New Zealand’s inflation rate rose to 0.4 percent in the first quarter of this year from 0.1 percent in the final 2015 quarter but remains far below the RBNZ’s target of 2.0 percent, plus/minus 1 percentage point.
In its June monetary policy statement, the RBNZ maintained its forecast for consumer price inflation to average 0.4 percent this year but raised the 2017 forecast to 1.5 percent from 1.3 percent forecast in March. For 2018 the central bank forecast inflation of 2.1 percent and 1.9 percent in 2019 compared with its previous forecast of 2.0 percent and 2.0 percent.
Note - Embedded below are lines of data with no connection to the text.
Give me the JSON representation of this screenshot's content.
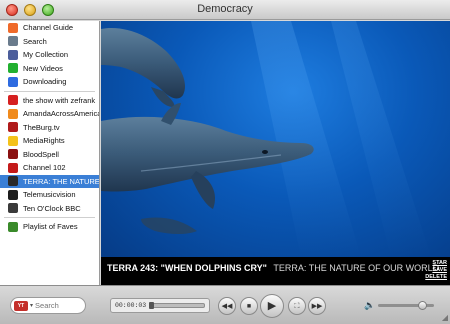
{
  "window": {
    "title": "Democracy"
  },
  "sidebar": {
    "items": [
      {
        "label": "Channel Guide",
        "icon": "channel-guide-icon",
        "color": "#ef6a2a"
      },
      {
        "label": "Search",
        "icon": "search-icon",
        "color": "#6a7b8c"
      },
      {
        "label": "My Collection",
        "icon": "collection-icon",
        "color": "#4c5e9b"
      },
      {
        "label": "New Videos",
        "icon": "new-videos-icon",
        "color": "#22b030"
      },
      {
        "label": "Downloading",
        "icon": "download-icon",
        "color": "#2e6be0"
      }
    ],
    "channels": [
      {
        "label": "the show with zefrank",
        "icon": "zefrank-icon",
        "color": "#d62020"
      },
      {
        "label": "AmandaAcrossAmerica",
        "icon": "rss-icon",
        "color": "#f08a1c"
      },
      {
        "label": "TheBurg.tv",
        "icon": "theburg-icon",
        "color": "#b01a1a"
      },
      {
        "label": "MediaRights",
        "icon": "mediarights-icon",
        "color": "#f4c21a"
      },
      {
        "label": "BloodSpell",
        "icon": "bloodspell-icon",
        "color": "#8a1010"
      },
      {
        "label": "Channel 102",
        "icon": "channel102-icon",
        "color": "#c41a1a"
      },
      {
        "label": "TERRA: THE NATURE",
        "icon": "terra-icon",
        "color": "#2a2a2a",
        "selected": true
      },
      {
        "label": "Telemusicvision",
        "icon": "telemusicvision-icon",
        "color": "#1d1d1d"
      },
      {
        "label": "Ten O'Clock BBC",
        "icon": "bbc-icon",
        "color": "#3a3a3a"
      }
    ],
    "playlists": [
      {
        "label": "Playlist of Faves",
        "icon": "playlist-icon",
        "color": "#3a8a2a"
      }
    ]
  },
  "video": {
    "title": "TERRA 243: \"WHEN DOLPHINS CRY\"",
    "subtitle": "TERRA: THE NATURE OF OUR WORLD",
    "actions": {
      "star": "STAR",
      "save": "SAVE",
      "delete": "DELETE"
    }
  },
  "toolbar": {
    "search_placeholder": "Search",
    "search_engine_label": "You Tube",
    "time": "00:00:03",
    "progress": 0.0,
    "volume": 0.78
  }
}
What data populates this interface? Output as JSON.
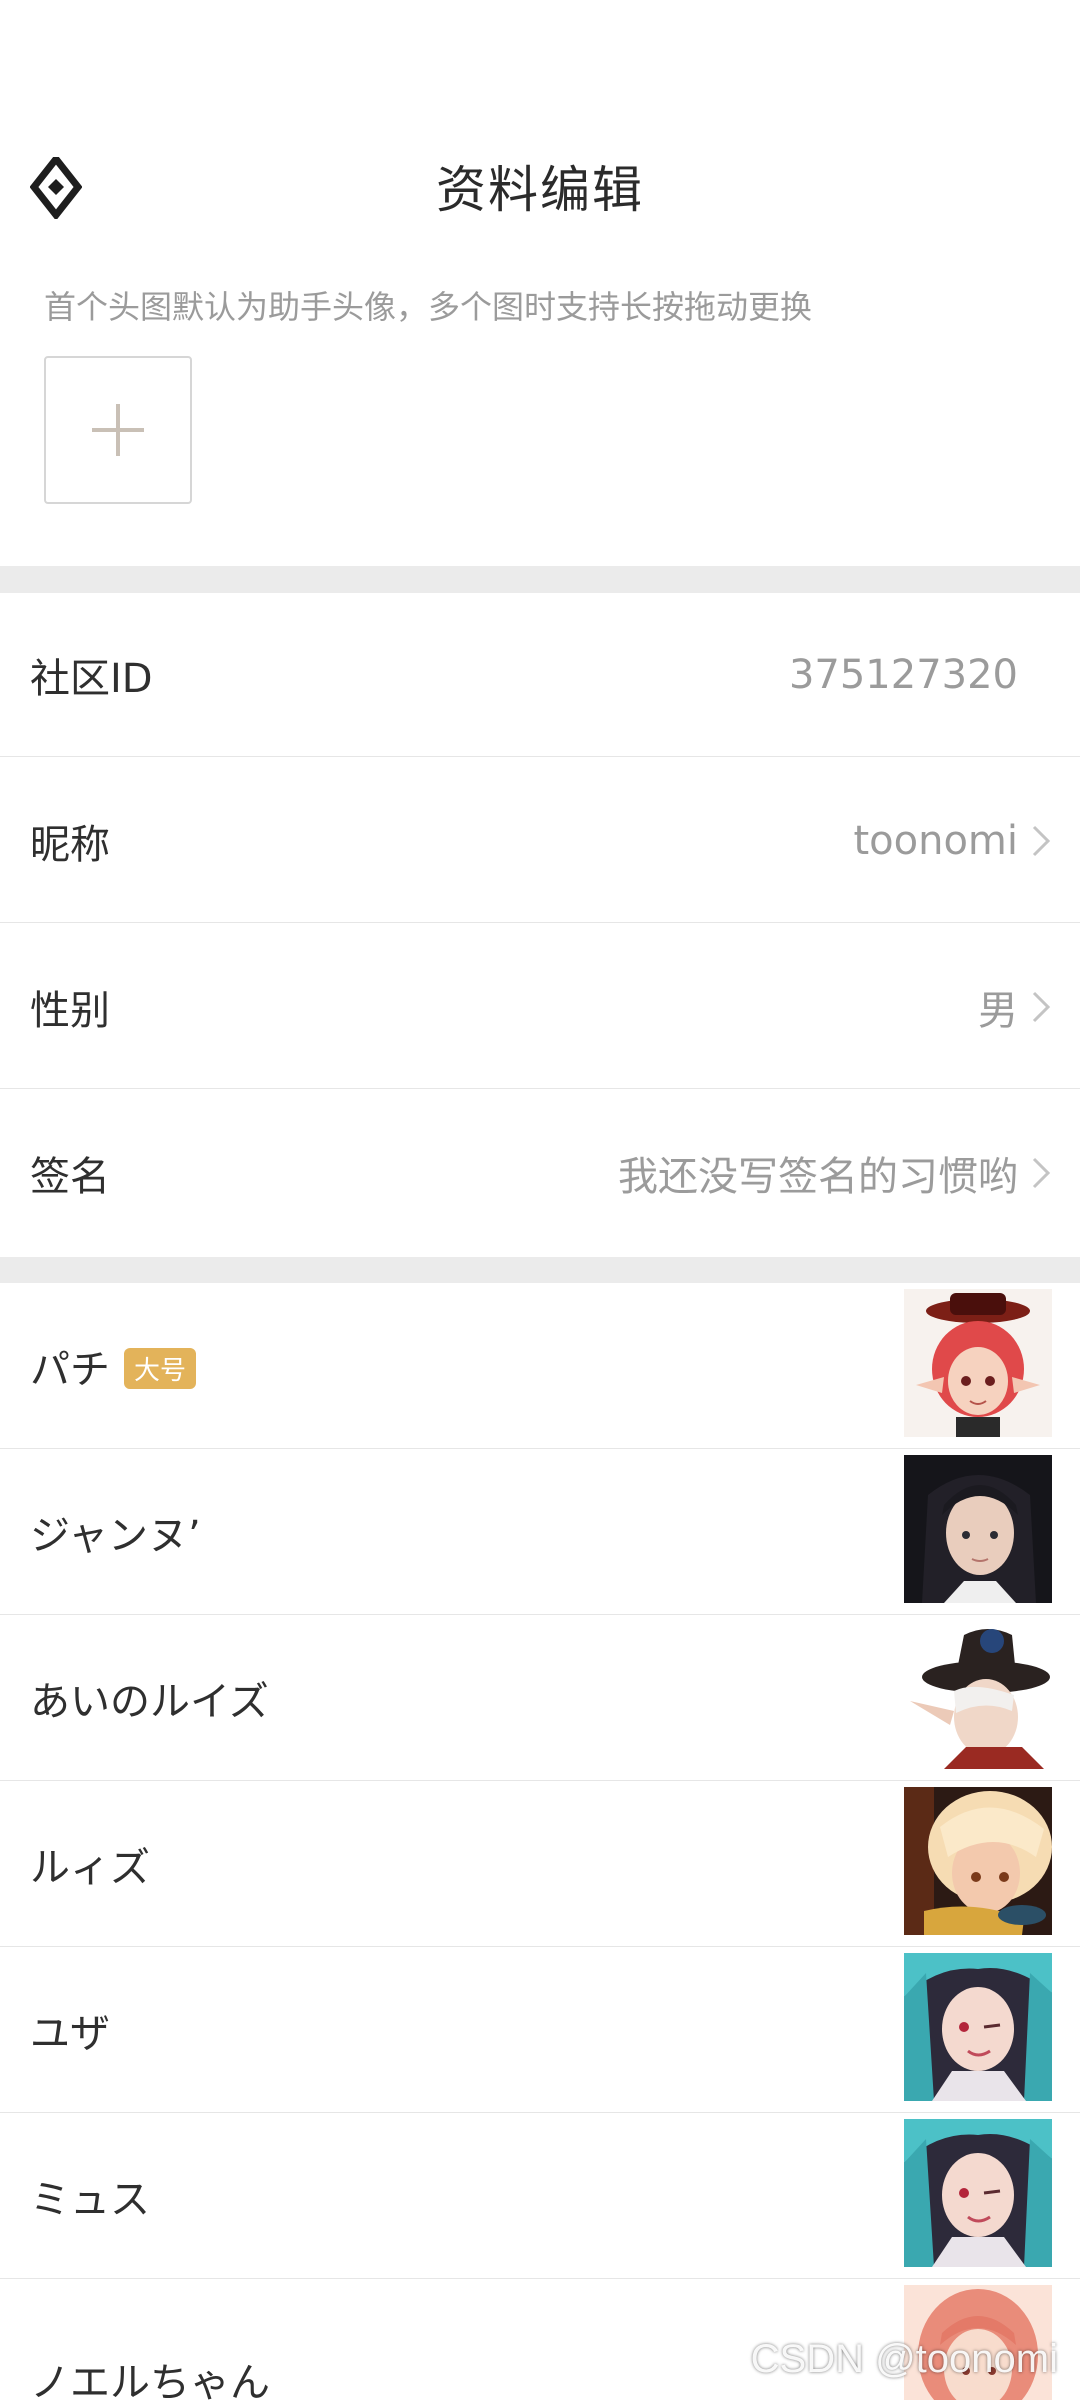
{
  "header": {
    "title": "资料编辑",
    "avatar_hint": "首个头图默认为助手头像，多个图时支持长按拖动更换",
    "add_symbol": "+"
  },
  "profile": {
    "rows": [
      {
        "label": "社区ID",
        "value": "375127320",
        "chevron": false
      },
      {
        "label": "昵称",
        "value": "toonomi",
        "chevron": true
      },
      {
        "label": "性别",
        "value": "男",
        "chevron": true
      },
      {
        "label": "签名",
        "value": "我还没写签名的习惯哟",
        "chevron": true
      }
    ]
  },
  "characters": [
    {
      "name": "パチ",
      "badge": "大号"
    },
    {
      "name": "ジャンヌ’",
      "badge": ""
    },
    {
      "name": "あいのルイズ",
      "badge": ""
    },
    {
      "name": "ルィズ",
      "badge": ""
    },
    {
      "name": "ユザ",
      "badge": ""
    },
    {
      "name": "ミュス",
      "badge": ""
    },
    {
      "name": "ノエルちゃん",
      "badge": ""
    }
  ],
  "watermark": "CSDN @toonomi",
  "colors": {
    "badge": "#e3b35a",
    "divider": "#ebebeb",
    "value_text": "#9b9b9b"
  }
}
The central bank’s forecast for the 90-day rate, a proxy for the OCR, was seen averaging 3.0 percent this year, unchanged from the previous forecast, with the forecasts for 2017, 2018 and 2019 also unchanged at 2.3 percent, 2.1 percent and 2.1 percent, respectively.
Economic growth in New Zealand was seen averaging 2.4 percent this year, down from 3.6 percent in 2015, but slightly up from 2.3 percent forecast in March. In 2017 growth is seen rising to 3.2 percent, up from 3.1 percent previously forecast, and then by 3.0 percent in 2018 and 2.1 percent in 2019.
The Reserve Bank of New Zealand issued the following statement by its governor, Graeme Wheeler:
“The Reserve Bank today left the Official Cash Rate unchanged at 2.25 percent.
Monetary policy will continue to be accommodative. Further policy easing may be required to ensure that future average inflation settles near the middle of the target range. We will continue to watch closely the emerging flow of economic data.”